In many patient-monitoring settings, the complications and costs of frequent tests are not justified for patients who are at low risk of disease progression. Predictions based on patient history may be used to individualize the timing of patient visits based on evolving risk.We propose Personalized Risk-Adaptive Surveillance (PRAISE), a novel method for personalizing the timing of surveillance testing, where prediction modeling projects the disease trajectory and a value-of-information (VOI)-based pragmatic decision-theoretic framework quantifies patient- and time-specific benefit-harm tradeoffs.A VOI-based approach to patient monitoring could be applied to several diseases to develop more personalized and cost-effective strategies for ongoing patient care.

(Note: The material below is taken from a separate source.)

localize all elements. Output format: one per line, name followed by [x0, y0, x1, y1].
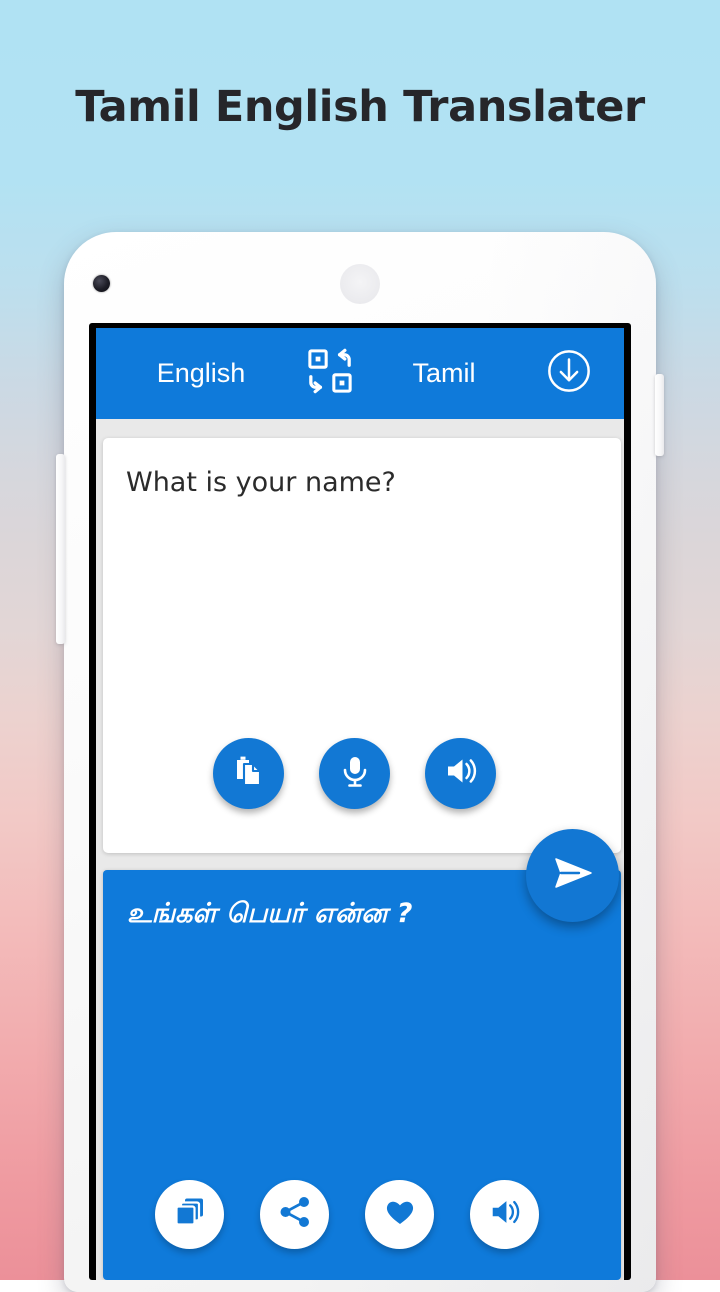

利用重复的生物标志物测量进行患者监测为早期发现和治疗疾病进展提供了机会。在包括癌症和糖尿病在内的几种疾病中,建议并常规进行频繁的生物标志物监测测试。然而,频繁的测试存在权衡。尽管监测测试提供了关于当前疾病状况的信息,但对于进展风险较低的患者,频繁测试的并发症和成本可能不合理。基于患者早期生物标志物值的预测可用于辅助决策;然而,预测具有不确定性,导致决策不确定性。
我们提出了个性化风险自适应监测(PRAISE)框架,这是一种将预测纳入信息价值(VOI)框架的新方法,以随时间考虑不确定性的成本,并确定收集生物标志物数据最有价值的时间点。所提出的序贯决策框架具有创新性,它利用了患者的纵向病史,考虑了个体的收益和危害,并允许通过考虑当前信息的不确定性和估计新信息可能改变治疗决策的概率,以及这种变化对患者结果的影响,来动态调整监测间隔。
当应用于囊性纤维化患者的数据时,与“始终测试”策略相比,PRAISE 通过允许一些患者跳过就诊,可以降低成本。它通过在不太可能在跳过时间点接受治疗的患者中推荐更不频繁的测试,在不影响预期生存的情况下做到了这一点。
基于 VOI 的患者监测方法是可行的,可以应用于多种疾病,以制定更具成本效益和个性化的持续患者护理策略。
在许多患者监测环境中,对于进展风险较低的患者,频繁测试的并发症和成本可能不合理。基于患者病史的预测可以用于根据不断变化的风险来个性化患者就诊的时间。我们提出了个性化风险自适应监测(PRAISE),这是一种个性化监测测试时间的新方法,其中预测模型预测疾病轨迹,基于信息价值(VOI)的实用决策理论框架量化了患者和时间特定的收益-危害权衡。基于 VOI 的患者监测方法可以应用于多种疾病,以制定更具个性化和成本效益的持续患者护理策略。